Apple - ORG - Companies, agencies, institutions, etc.

US$365.8 billion - MONEY - Monetary values, including unit

2021 - DATE - Absolute or relative dates or periods

June 2022 - DATE - Absolute or relative dates or periods

fourth - ORDINAL - "first", "second", etc.

second - ORDINAL - "first", "second", etc.



In [46]:
doc4 = nlp(u"Tesla to build a U.K. factory for $6 million")
show_ents(doc4)

U.K. - GPE - Countries, cities, states

$6 million - MONEY - Monetary values, including unit



In [47]:
# There are some specific words in the text which spacy doesn't recognize(Obama, Tesla..). So we shoul be able to add our own entities
from spacy.tokens import Span

In [48]:
ORG = doc4.vocab.strings[u"ORG"]
ORG

383

In [49]:
new_ent = Span(doc4, 0, 1, label=ORG)

In [50]:
doc4.ents = list(doc4.ents) + [new_ent]

In [51]:
show_ents(doc4)

Tesla - ORG - Companies, agencies, institutions, etc.

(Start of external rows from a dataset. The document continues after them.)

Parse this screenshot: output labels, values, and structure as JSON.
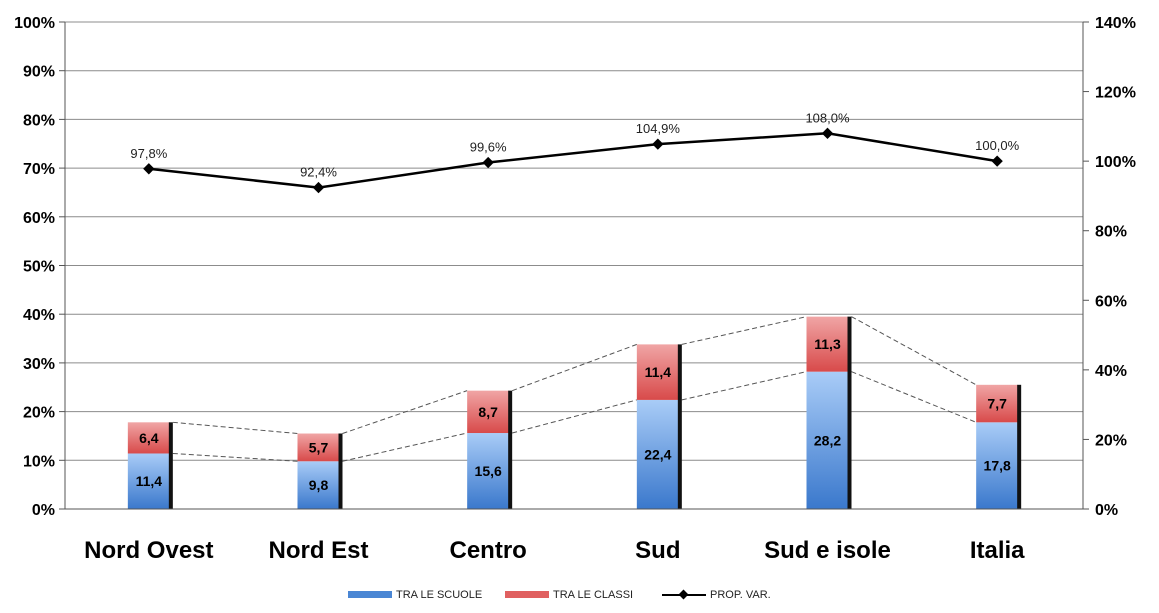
{
  "chart_data": {
    "type": "bar",
    "stacked": true,
    "categories": [
      "Nord Ovest",
      "Nord Est",
      "Centro",
      "Sud",
      "Sud e isole",
      "Italia"
    ],
    "series": [
      {
        "name": "TRA LE SCUOLE",
        "axis": "left",
        "values": [
          11.4,
          9.8,
          15.6,
          22.4,
          28.2,
          17.8
        ],
        "labels": [
          "11,4",
          "9,8",
          "15,6",
          "22,4",
          "28,2",
          "17,8"
        ],
        "color": "#4a86d4"
      },
      {
        "name": "TRA LE CLASSI",
        "axis": "left",
        "values": [
          6.4,
          5.7,
          8.7,
          11.4,
          11.3,
          7.7
        ],
        "labels": [
          "6,4",
          "5,7",
          "8,7",
          "11,4",
          "11,3",
          "7,7"
        ],
        "color": "#e06060"
      },
      {
        "name": "PROP. VAR.",
        "type": "line",
        "axis": "right",
        "values": [
          97.8,
          92.4,
          99.6,
          104.9,
          108.0,
          100.0
        ],
        "labels": [
          "97,8%",
          "92,4%",
          "99,6%",
          "104,9%",
          "108,0%",
          "100,0%"
        ],
        "color": "#000000"
      }
    ],
    "y_left": {
      "ylim": [
        0,
        100
      ],
      "ticks": [
        "0%",
        "10%",
        "20%",
        "30%",
        "40%",
        "50%",
        "60%",
        "70%",
        "80%",
        "90%",
        "100%"
      ]
    },
    "y_right": {
      "ylim": [
        0,
        140
      ],
      "ticks": [
        "0%",
        "20%",
        "40%",
        "60%",
        "80%",
        "100%",
        "120%",
        "140%"
      ]
    },
    "grid": true,
    "legend": "bottom",
    "legend_labels": [
      "TRA LE SCUOLE",
      "TRA LE CLASSI",
      "PROP. VAR."
    ]
  }
}
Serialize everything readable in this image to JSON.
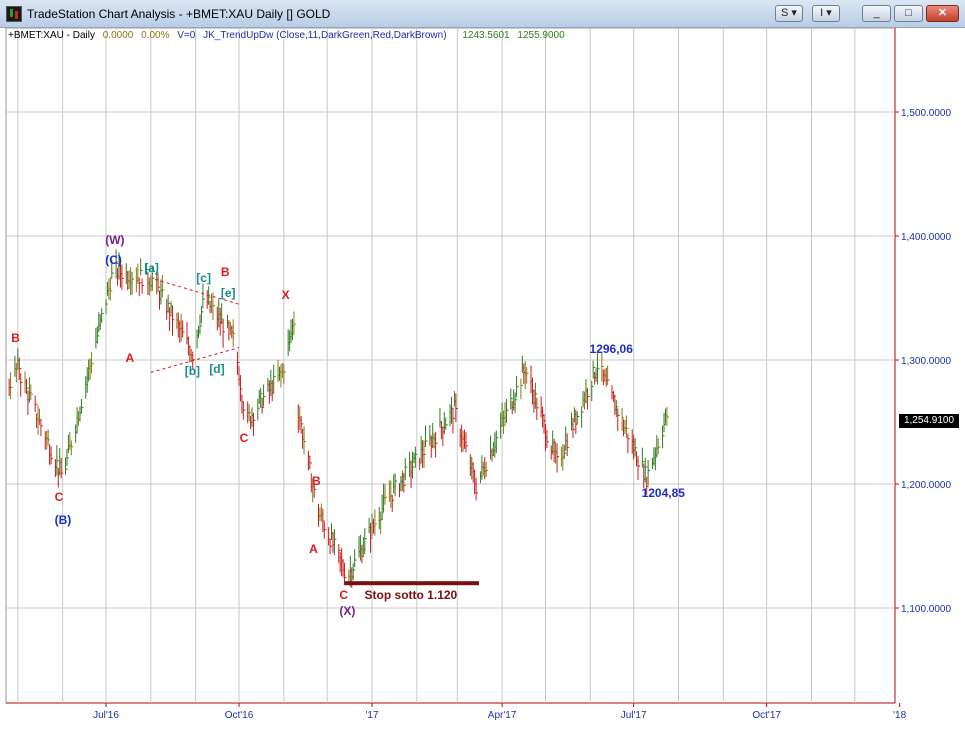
{
  "window": {
    "title": "TradeStation Chart Analysis - +BMET:XAU Daily [] GOLD",
    "buttons": {
      "s_label": "S",
      "i_label": "I",
      "minimize": "_",
      "maximize": "□",
      "close": "✕"
    }
  },
  "legend": {
    "symbol": "+BMET:XAU - Daily",
    "change": "0.0000",
    "change_pct": "0.00%",
    "volume": "V=0",
    "indicator": "JK_TrendUpDw (Close,11,DarkGreen,Red,DarkBrown)",
    "value1": "1243.5601",
    "value2": "1255.9000"
  },
  "colors": {
    "up": "#2e7d1e",
    "down": "#cc1a1a",
    "neutral": "#8a7a18",
    "grid": "#c8c8c8",
    "axis": "#c00000",
    "price_label": "#1d2fa8",
    "wave_red": "#e01a1a",
    "wave_teal": "#168c8c",
    "wave_blue": "#1c2fc4",
    "wave_purple": "#7a1f8c"
  },
  "chart_data": {
    "type": "ohlc",
    "symbol": "+BMET:XAU",
    "interval": "Daily",
    "x_ticks": [
      "Jul'16",
      "Oct'16",
      "'17",
      "Apr'17",
      "Jul'17",
      "Oct'17",
      "'18"
    ],
    "y_ticks": [
      "1,500.0000",
      "1,400.0000",
      "1,300.0000",
      "1,200.0000",
      "1,100.0000"
    ],
    "ylim": [
      1050,
      1575
    ],
    "last_price": "1,254.9100",
    "key_points": [
      {
        "x": "2016-05-02",
        "y": 1290
      },
      {
        "x": "2016-06-01",
        "y": 1205
      },
      {
        "x": "2016-07-06",
        "y": 1372
      },
      {
        "x": "2016-08-02",
        "y": 1365
      },
      {
        "x": "2016-08-30",
        "y": 1305
      },
      {
        "x": "2016-09-07",
        "y": 1350
      },
      {
        "x": "2016-09-28",
        "y": 1315
      },
      {
        "x": "2016-10-04",
        "y": 1265
      },
      {
        "x": "2016-10-07",
        "y": 1252
      },
      {
        "x": "2016-10-31",
        "y": 1290
      },
      {
        "x": "2016-11-09",
        "y": 1337
      },
      {
        "x": "2016-11-10",
        "y": 1265
      },
      {
        "x": "2016-11-24",
        "y": 1180
      },
      {
        "x": "2016-12-15",
        "y": 1125
      },
      {
        "x": "2017-01-10",
        "y": 1185
      },
      {
        "x": "2017-02-27",
        "y": 1260
      },
      {
        "x": "2017-03-14",
        "y": 1198
      },
      {
        "x": "2017-04-17",
        "y": 1293
      },
      {
        "x": "2017-05-09",
        "y": 1216
      },
      {
        "x": "2017-06-06",
        "y": 1296
      },
      {
        "x": "2017-07-10",
        "y": 1205
      },
      {
        "x": "2017-07-24",
        "y": 1255
      }
    ],
    "wave_labels": [
      {
        "text": "B",
        "color": "red",
        "x": "2016-05-02",
        "y": 1317
      },
      {
        "text": "C",
        "color": "red",
        "x": "2016-06-01",
        "y": 1189
      },
      {
        "text": "(B)",
        "color": "blue",
        "x": "2016-06-01",
        "y": 1170
      },
      {
        "text": "(W)",
        "color": "purple",
        "x": "2016-07-06",
        "y": 1396
      },
      {
        "text": "(C)",
        "color": "blue",
        "x": "2016-07-06",
        "y": 1380
      },
      {
        "text": "A",
        "color": "red",
        "x": "2016-07-20",
        "y": 1301
      },
      {
        "text": "[a]",
        "color": "teal",
        "x": "2016-08-02",
        "y": 1373
      },
      {
        "text": "[b]",
        "color": "teal",
        "x": "2016-08-30",
        "y": 1290
      },
      {
        "text": "[c]",
        "color": "teal",
        "x": "2016-09-07",
        "y": 1365
      },
      {
        "text": "[d]",
        "color": "teal",
        "x": "2016-09-16",
        "y": 1292
      },
      {
        "text": "B",
        "color": "red",
        "x": "2016-09-24",
        "y": 1370
      },
      {
        "text": "[e]",
        "color": "teal",
        "x": "2016-09-24",
        "y": 1353
      },
      {
        "text": "C",
        "color": "red",
        "x": "2016-10-07",
        "y": 1236
      },
      {
        "text": "X",
        "color": "red",
        "x": "2016-11-05",
        "y": 1352
      },
      {
        "text": "B",
        "color": "red",
        "x": "2016-11-26",
        "y": 1202
      },
      {
        "text": "A",
        "color": "red",
        "x": "2016-11-24",
        "y": 1147
      },
      {
        "text": "C",
        "color": "red",
        "x": "2016-12-15",
        "y": 1110
      },
      {
        "text": "(X)",
        "color": "purple",
        "x": "2016-12-15",
        "y": 1097
      },
      {
        "text": "1296,06",
        "color": "blue",
        "x": "2017-06-06",
        "y": 1308
      },
      {
        "text": "1204,85",
        "color": "blue",
        "x": "2017-07-12",
        "y": 1192
      }
    ],
    "annotations": [
      {
        "text": "Stop sotto 1.120",
        "type": "horizontal_bar",
        "from": "2016-12-13",
        "to": "2017-03-16",
        "y": 1120
      },
      {
        "type": "trendline_upper",
        "from": "2016-08-04",
        "to": "2016-10-01",
        "y_from": 1365,
        "y_to": 1345
      },
      {
        "type": "trendline_lower",
        "from": "2016-08-01",
        "to": "2016-10-01",
        "y_from": 1290,
        "y_to": 1310
      }
    ]
  }
}
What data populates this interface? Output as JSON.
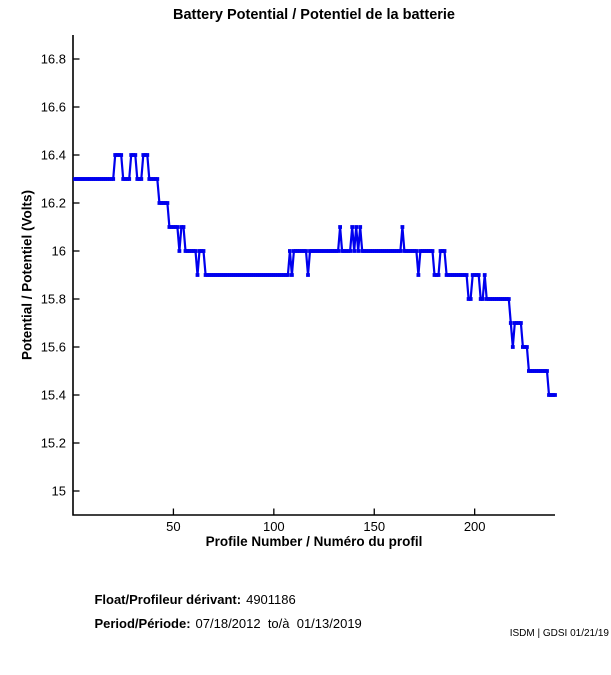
{
  "chart_data": {
    "type": "line",
    "title": "Battery Potential / Potentiel de la batterie",
    "xlabel": "Profile Number / Numéro du profil",
    "ylabel": "Potential / Potentiel (Volts)",
    "xlim": [
      0,
      240
    ],
    "ylim": [
      14.9,
      16.9
    ],
    "grid": false,
    "legend": "none",
    "x_ticks": [
      {
        "value": 50,
        "label": "50"
      },
      {
        "value": 100,
        "label": "100"
      },
      {
        "value": 150,
        "label": "150"
      },
      {
        "value": 200,
        "label": "200"
      }
    ],
    "y_ticks": [
      {
        "value": 16.8,
        "label": "16.8"
      },
      {
        "value": 16.6,
        "label": "16.6"
      },
      {
        "value": 16.4,
        "label": "16.4"
      },
      {
        "value": 16.2,
        "label": "16.2"
      },
      {
        "value": 16.0,
        "label": "16"
      },
      {
        "value": 15.8,
        "label": "15.8"
      },
      {
        "value": 15.6,
        "label": "15.6"
      },
      {
        "value": 15.4,
        "label": "15.4"
      },
      {
        "value": 15.2,
        "label": "15.2"
      },
      {
        "value": 15.0,
        "label": "15"
      }
    ],
    "line_color": "#0000EE",
    "axis_color": "#000000",
    "marker": "dot",
    "series": [
      {
        "name": "battery-potential-volts",
        "x_unit": "profile-number",
        "runs_profile_start_end_value": [
          [
            1,
            20,
            16.3
          ],
          [
            21,
            24,
            16.4
          ],
          [
            25,
            28,
            16.3
          ],
          [
            29,
            31,
            16.4
          ],
          [
            32,
            34,
            16.3
          ],
          [
            35,
            37,
            16.4
          ],
          [
            38,
            42,
            16.3
          ],
          [
            43,
            47,
            16.2
          ],
          [
            48,
            52,
            16.1
          ],
          [
            53,
            53,
            16.0
          ],
          [
            54,
            55,
            16.1
          ],
          [
            56,
            61,
            16.0
          ],
          [
            62,
            62,
            15.9
          ],
          [
            63,
            65,
            16.0
          ],
          [
            66,
            107,
            15.9
          ],
          [
            108,
            108,
            16.0
          ],
          [
            109,
            109,
            15.9
          ],
          [
            110,
            116,
            16.0
          ],
          [
            117,
            117,
            15.9
          ],
          [
            118,
            132,
            16.0
          ],
          [
            133,
            133,
            16.1
          ],
          [
            134,
            138,
            16.0
          ],
          [
            139,
            139,
            16.1
          ],
          [
            140,
            140,
            16.0
          ],
          [
            141,
            141,
            16.1
          ],
          [
            142,
            142,
            16.0
          ],
          [
            143,
            143,
            16.1
          ],
          [
            144,
            163,
            16.0
          ],
          [
            164,
            164,
            16.1
          ],
          [
            165,
            171,
            16.0
          ],
          [
            172,
            172,
            15.9
          ],
          [
            173,
            179,
            16.0
          ],
          [
            180,
            182,
            15.9
          ],
          [
            183,
            185,
            16.0
          ],
          [
            186,
            196,
            15.9
          ],
          [
            197,
            198,
            15.8
          ],
          [
            199,
            202,
            15.9
          ],
          [
            203,
            204,
            15.8
          ],
          [
            205,
            205,
            15.9
          ],
          [
            206,
            217,
            15.8
          ],
          [
            218,
            218,
            15.7
          ],
          [
            219,
            219,
            15.6
          ],
          [
            220,
            223,
            15.7
          ],
          [
            224,
            226,
            15.6
          ],
          [
            227,
            236,
            15.5
          ],
          [
            237,
            240,
            15.4
          ]
        ]
      }
    ]
  },
  "footer": {
    "float_label": "Float/Profileur dérivant:",
    "float_value": "4901186",
    "period_label": "Period/Période:",
    "period_value": "07/18/2012  to/à  01/13/2019",
    "credit": "ISDM | GDSI 01/21/19"
  }
}
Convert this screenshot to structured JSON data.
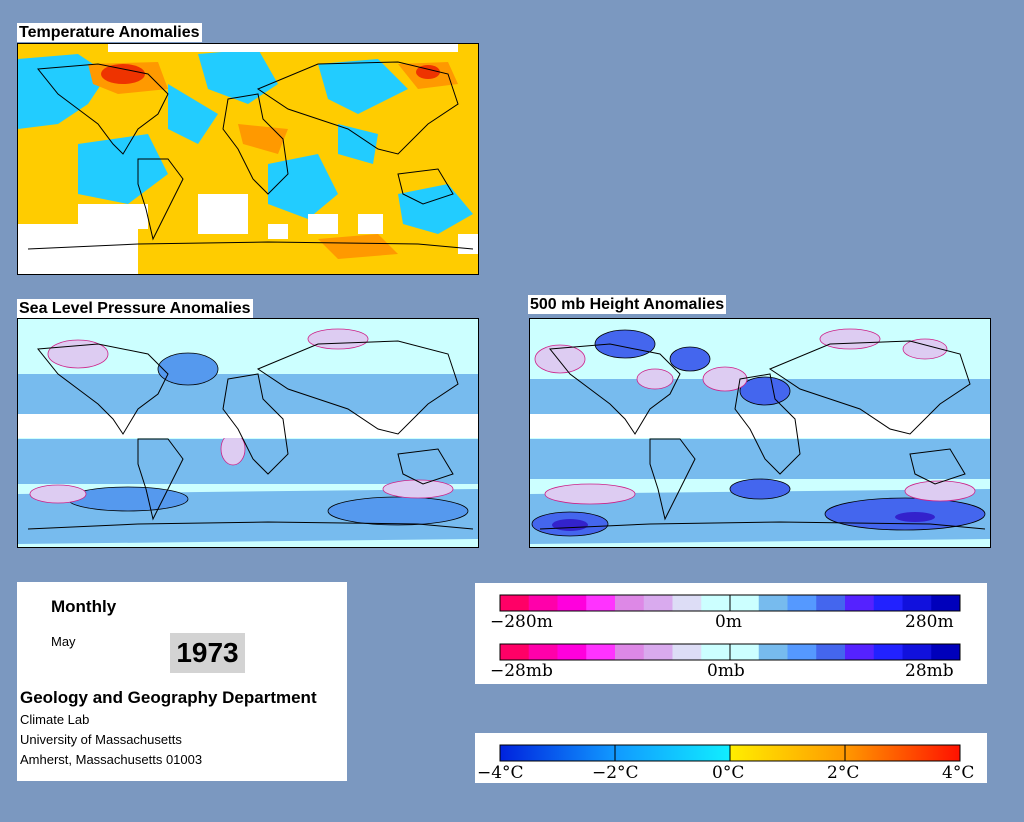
{
  "panels": {
    "temperature_title": "Temperature Anomalies",
    "slp_title": "Sea Level Pressure Anomalies",
    "height_title": "500 mb Height Anomalies"
  },
  "info": {
    "period": "Monthly",
    "month": "May",
    "year": "1973",
    "department": "Geology and Geography Department",
    "lab": "Climate Lab",
    "university": "University of Massachusetts",
    "address": "Amherst, Massachusetts 01003"
  },
  "legend_height": {
    "left": "−280m",
    "center": "0m",
    "right": "280m",
    "colors": [
      "#ff0066",
      "#ff00aa",
      "#ff00dd",
      "#ff33ff",
      "#dd88e6",
      "#d9aaee",
      "#ddddf6",
      "#ccffff",
      "#ccffff",
      "#77bbee",
      "#5599ff",
      "#4466ee",
      "#5522ff",
      "#2222ff",
      "#1111dd",
      "#0000bb"
    ]
  },
  "legend_pressure": {
    "left": "−28mb",
    "center": "0mb",
    "right": "28mb"
  },
  "legend_temperature": {
    "labels": [
      "−4°C",
      "−2°C",
      "0°C",
      "2°C",
      "4°C"
    ]
  },
  "colors": {
    "background": "#7b98c0",
    "warm": "#ffcc00",
    "cold": "#22bbff",
    "ocean_pale": "#ccffff"
  }
}
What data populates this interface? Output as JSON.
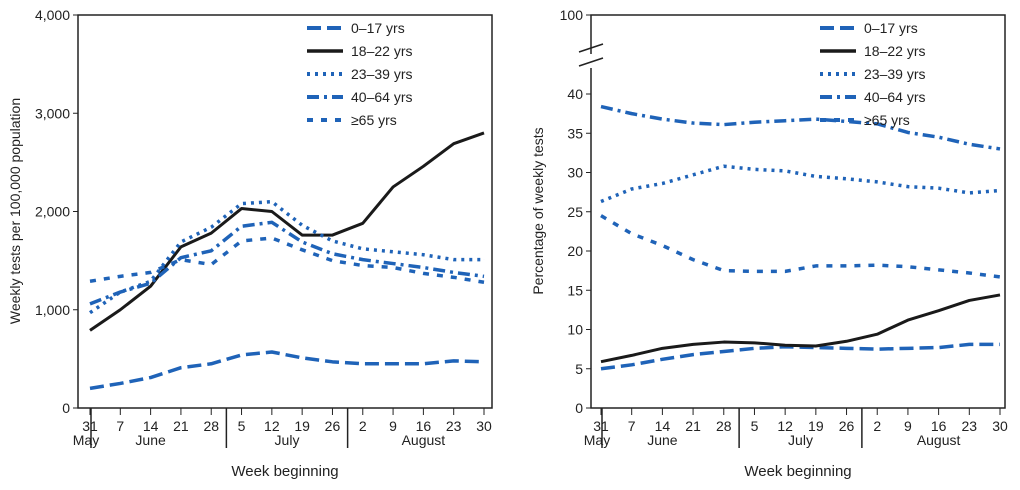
{
  "chart_data": [
    {
      "type": "line",
      "ylabel": "Weekly tests per 100,000 population",
      "xlabel": "Week beginning",
      "x": [
        "31",
        "7",
        "14",
        "21",
        "28",
        "5",
        "12",
        "19",
        "26",
        "2",
        "9",
        "16",
        "23",
        "30"
      ],
      "months": [
        "May",
        "June",
        "July",
        "August"
      ],
      "ylim": [
        0,
        4000
      ],
      "yticks": [
        "0",
        "1,000",
        "2,000",
        "3,000",
        "4,000"
      ],
      "ytick_values": [
        0,
        1000,
        2000,
        3000,
        4000
      ],
      "legend": "top-right",
      "series": [
        {
          "name": "0–17 yrs",
          "style": "dashed",
          "color": "#1f63b8",
          "values": [
            200,
            250,
            310,
            410,
            450,
            540,
            570,
            510,
            470,
            450,
            450,
            450,
            480,
            470
          ]
        },
        {
          "name": "18–22 yrs",
          "style": "solid",
          "color": "#1a1a1a",
          "values": [
            790,
            1000,
            1240,
            1640,
            1780,
            2030,
            2000,
            1760,
            1760,
            1880,
            2250,
            2460,
            2690,
            2800
          ]
        },
        {
          "name": "23–39 yrs",
          "style": "dotted",
          "color": "#1f63b8",
          "values": [
            970,
            1180,
            1290,
            1690,
            1840,
            2080,
            2100,
            1860,
            1700,
            1620,
            1590,
            1560,
            1510,
            1510
          ]
        },
        {
          "name": "40–64 yrs",
          "style": "dashdot",
          "color": "#1f63b8",
          "values": [
            1060,
            1180,
            1270,
            1530,
            1600,
            1850,
            1890,
            1690,
            1570,
            1510,
            1470,
            1430,
            1380,
            1340
          ]
        },
        {
          "name": "≥65 yrs",
          "style": "shortdash",
          "color": "#1f63b8",
          "values": [
            1290,
            1340,
            1380,
            1510,
            1460,
            1700,
            1730,
            1610,
            1500,
            1450,
            1430,
            1370,
            1330,
            1280
          ]
        }
      ]
    },
    {
      "type": "line",
      "ylabel": "Percentage of weekly tests",
      "xlabel": "Week beginning",
      "x": [
        "31",
        "7",
        "14",
        "21",
        "28",
        "5",
        "12",
        "19",
        "26",
        "2",
        "9",
        "16",
        "23",
        "30"
      ],
      "months": [
        "May",
        "June",
        "July",
        "August"
      ],
      "ylim": [
        0,
        100
      ],
      "axis_break": [
        42,
        100
      ],
      "yticks": [
        "0",
        "5",
        "10",
        "15",
        "20",
        "25",
        "30",
        "35",
        "40",
        "100"
      ],
      "ytick_values": [
        0,
        5,
        10,
        15,
        20,
        25,
        30,
        35,
        40,
        100
      ],
      "legend": "top-right",
      "series": [
        {
          "name": "0–17 yrs",
          "style": "dashed",
          "color": "#1f63b8",
          "values": [
            5.0,
            5.5,
            6.2,
            6.8,
            7.2,
            7.6,
            7.8,
            7.7,
            7.6,
            7.5,
            7.6,
            7.7,
            8.1,
            8.1
          ]
        },
        {
          "name": "18–22 yrs",
          "style": "solid",
          "color": "#1a1a1a",
          "values": [
            5.9,
            6.7,
            7.6,
            8.1,
            8.4,
            8.3,
            8.0,
            7.9,
            8.5,
            9.4,
            11.2,
            12.4,
            13.7,
            14.4
          ]
        },
        {
          "name": "23–39 yrs",
          "style": "dotted",
          "color": "#1f63b8",
          "values": [
            26.3,
            27.9,
            28.6,
            29.7,
            30.8,
            30.4,
            30.2,
            29.5,
            29.2,
            28.8,
            28.2,
            28.0,
            27.4,
            27.7
          ]
        },
        {
          "name": "40–64 yrs",
          "style": "dashdot",
          "color": "#1f63b8",
          "values": [
            38.4,
            37.5,
            36.8,
            36.3,
            36.1,
            36.4,
            36.6,
            36.8,
            36.5,
            36.2,
            35.1,
            34.5,
            33.6,
            33.0
          ]
        },
        {
          "name": "≥65 yrs",
          "style": "shortdash",
          "color": "#1f63b8",
          "values": [
            24.5,
            22.2,
            20.7,
            18.9,
            17.5,
            17.4,
            17.4,
            18.1,
            18.1,
            18.2,
            18.0,
            17.6,
            17.2,
            16.7
          ]
        }
      ]
    }
  ]
}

U.K. - GPE - Countries, cities, states

$6 million - MONEY - Monetary values, including unit



In [52]:
# adding multiple name entities
doc = nlp(u"Our company created a brand new vacuum cleaner."
          u"This new vacuum-cleaner is the best in show.")

In [53]:
show_ents(doc)

In [54]:
from spacy.matcher import PhraseMatcher

matcher = PhraseMatcher(nlp.vocab)

In [55]:
phrase_list = ['vacuum cleaner', 'vacuum-cleaner']
phrease_patterns = [nlp(text) for text in phrase_list]

In [56]:
matcher.add('newproduct', None, *phrease_patterns)

In [57]:
found_matches = matcher(doc)
found_matches

[(2689272359382549672, 6, 8), (2689272359382549672, 11, 14)]

In [58]:
from spacy.tokens import Span

In [59]:
PROD = doc.vocab.strings[u'PRODUCT']

In [60]:
new_ents = [Span(doc, match[1], match[2], label=PROD) for match in found_matches]

In [61]:
doc.ents = list(doc.ents) + new_ents

In [62]:
show_ents(doc)

vacuum cleaner - PRODUCT - Objects, vehicles, foods, etc. (not services)

vacuum-cleaner - PRODUCT - Objects, vehicles, foods, etc. (not services)



In [63]:
# how many PRODUCT entity in the unicode string
len([ent for ent in doc.ents if ent.label_ == "PRODUCT"])

2

In [68]:
# visualizing names entity recognition
from spacy import displacy
tesla = nlp(u"Tesla, Inc. is an American multinational automotive and clean energy company headquartered in Austin, Texas with a market capitalization of more than US$840 billion.")

In [69]:
displacy.render(tesla, style='ent', jupyter=True)

In [92]:
options = {'ents':['GPE', 'ORG'], 'colors':{'GPE':'radial-gradient(pink, purple)', 'ORG':'linear-gradient(90deg, #832C8A, #E23B6B)'}}

In [93]:
displacy.render(tesla, style='ent', jupyter=True, options=options)